Bonds jury deliberates with no sign of verdict
Associated Press
SAN FRANCISCO
Jurors in the Barry Bonds case remained mostly out of sight on day 3 of their deliberations. They never entered Judge Susan Illston’s courtoom on the 19th floor of the Phillip Burton Federal Building, spending about six hours behind closed doors Tuesday without reaching a verdict.
Except for a couple of quick breaks and a timeout for lunch, that was it.
No questions for the judge. No readbacks of testimony. And no clues as to which way, if any, the eight women and four men who will decide the home-run king’s fate are leaning.

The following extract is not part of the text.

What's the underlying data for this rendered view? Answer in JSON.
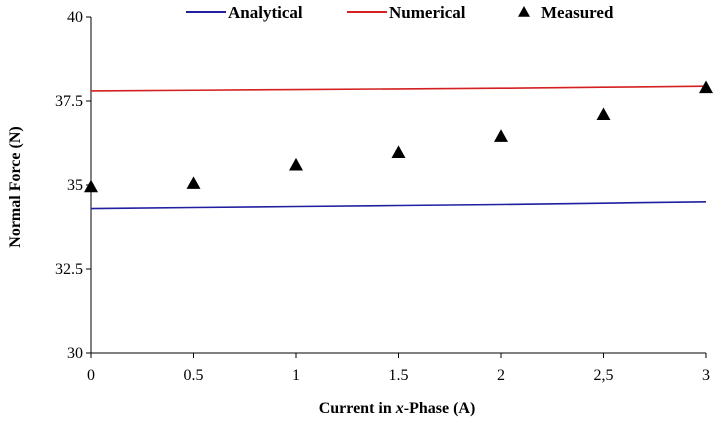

With each passing hour Wednesday, speculation mounted as to whether the jury even will be able to reach a verdict on the four charges: three counts of making false statements to a grand jury in 2003 and one count of obstruction of justice.

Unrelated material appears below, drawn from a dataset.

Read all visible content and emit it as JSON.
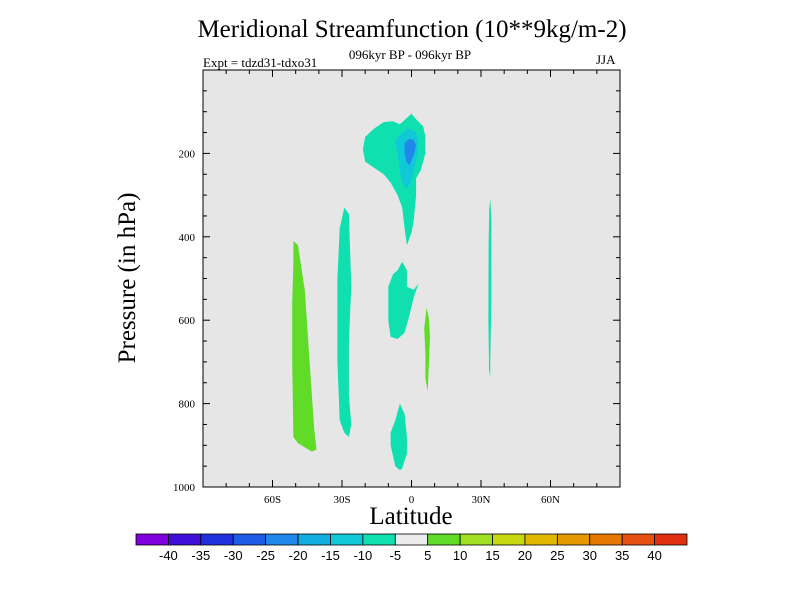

“I would say it is still early to be thinking about a hung jury,” said Douglas Tween, a former trial attorney in the Justice Department’s antitrust division and now a principal at Baker & McKenzie. “A general rule of thumb is one to two days of deliberation for every week of trial, so I don’t think this case is unusual at this point.”
The jury must decide whether Bonds is guilty beyond a reasonable doubt on each count. He is charged with lying to the grand jury when he denied receiving steroids and human growth hormone from personal trainer Greg Anderson and when he said that he allowed only doctors to inject him.
The obstruction of justice count is tricky because the jury must consider not only Bonds’ statements on injections, HGH and steroids but also four other answers he gave to the grand jury more than seven years ago.